An Invitation to C*-Algebras
Title | An Invitation to C*-Algebras PDF eBook |
Author | W. Arveson |
Publisher | Springer Science & Business Media |
Pages | 117 |
Release | 2012-12-06 |
Genre | Mathematics |
ISBN | 1461263719 |
This book gives an introduction to C*-algebras and their representations on Hilbert spaces. We have tried to present only what we believe are the most basic ideas, as simply and concretely as we could. So whenever it is convenient (and it usually is), Hilbert spaces become separable and C*-algebras become GCR. This practice probably creates an impression that nothing of value is known about other C*-algebras.
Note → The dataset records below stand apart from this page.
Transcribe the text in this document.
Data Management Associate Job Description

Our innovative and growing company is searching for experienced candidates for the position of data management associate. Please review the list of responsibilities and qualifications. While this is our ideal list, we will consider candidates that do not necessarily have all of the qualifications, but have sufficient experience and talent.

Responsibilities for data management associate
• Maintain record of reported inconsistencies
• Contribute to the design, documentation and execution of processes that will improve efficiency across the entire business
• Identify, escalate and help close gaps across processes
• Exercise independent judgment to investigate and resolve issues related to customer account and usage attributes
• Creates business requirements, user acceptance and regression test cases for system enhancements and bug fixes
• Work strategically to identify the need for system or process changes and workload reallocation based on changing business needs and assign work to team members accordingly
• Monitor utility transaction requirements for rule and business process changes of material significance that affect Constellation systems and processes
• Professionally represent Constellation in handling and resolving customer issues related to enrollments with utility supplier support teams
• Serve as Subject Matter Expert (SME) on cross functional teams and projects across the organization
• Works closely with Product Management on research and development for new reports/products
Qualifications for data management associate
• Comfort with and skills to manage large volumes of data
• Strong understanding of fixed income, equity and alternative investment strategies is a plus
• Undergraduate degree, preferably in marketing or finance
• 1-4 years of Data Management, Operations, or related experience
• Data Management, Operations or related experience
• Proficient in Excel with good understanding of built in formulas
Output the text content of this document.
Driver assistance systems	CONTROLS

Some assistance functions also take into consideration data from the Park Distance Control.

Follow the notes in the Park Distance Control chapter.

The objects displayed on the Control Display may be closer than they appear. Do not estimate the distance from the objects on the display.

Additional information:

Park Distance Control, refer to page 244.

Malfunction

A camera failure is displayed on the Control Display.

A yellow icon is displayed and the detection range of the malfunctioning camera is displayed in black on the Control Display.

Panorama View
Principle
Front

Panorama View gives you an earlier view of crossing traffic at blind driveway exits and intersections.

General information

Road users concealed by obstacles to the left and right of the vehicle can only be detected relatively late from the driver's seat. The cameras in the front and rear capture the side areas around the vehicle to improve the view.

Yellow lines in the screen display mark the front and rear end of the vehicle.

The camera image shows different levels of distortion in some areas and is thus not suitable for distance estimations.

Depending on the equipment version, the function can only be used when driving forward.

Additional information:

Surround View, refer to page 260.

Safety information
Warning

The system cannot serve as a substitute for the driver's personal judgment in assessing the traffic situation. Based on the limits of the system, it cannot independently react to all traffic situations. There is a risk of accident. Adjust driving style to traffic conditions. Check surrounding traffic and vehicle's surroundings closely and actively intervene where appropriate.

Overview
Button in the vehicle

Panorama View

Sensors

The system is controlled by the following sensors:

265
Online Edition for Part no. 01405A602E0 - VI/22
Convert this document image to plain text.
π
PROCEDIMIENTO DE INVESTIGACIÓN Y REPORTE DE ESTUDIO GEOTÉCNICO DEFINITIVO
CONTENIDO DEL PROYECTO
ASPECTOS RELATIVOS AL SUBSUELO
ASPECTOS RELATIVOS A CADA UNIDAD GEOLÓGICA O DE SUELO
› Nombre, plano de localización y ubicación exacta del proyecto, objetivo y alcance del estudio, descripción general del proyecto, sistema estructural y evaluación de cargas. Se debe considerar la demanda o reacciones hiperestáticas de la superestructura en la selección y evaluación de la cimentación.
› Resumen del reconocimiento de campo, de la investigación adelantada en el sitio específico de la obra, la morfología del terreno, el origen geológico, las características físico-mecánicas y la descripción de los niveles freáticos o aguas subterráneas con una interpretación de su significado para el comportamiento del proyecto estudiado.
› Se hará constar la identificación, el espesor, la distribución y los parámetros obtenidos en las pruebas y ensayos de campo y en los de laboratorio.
Of course that is not true. But insofar as representations are con cerned, we can point to the empirical fact that to this day no one has given a concrete parametric description of even the irreducible representations of any C*-algebra which is not GCR. Indeed, there is metamathematical evidence which strongly suggests that no one ever will (see the discussion at the end of Section 3. 4). Occasionally, when the idea behind the proof of a general theorem is exposed very clearly in a special case, we prove only the special case and relegate generalizations to the exercises. In effect, we have systematically eschewed the Bourbaki tradition. We have also tried to take into account the interests of a variety of readers. For example, the multiplicity theory for normal operators is contained in Sections 2. 1 and 2. 2. (it would be desirable but not necessary to include Section 1. 1 as well), whereas someone interested in Borel structures could read Chapter 3 separately. Chapter I could be used as a bare-bones introduction to C*-algebras. Sections 2.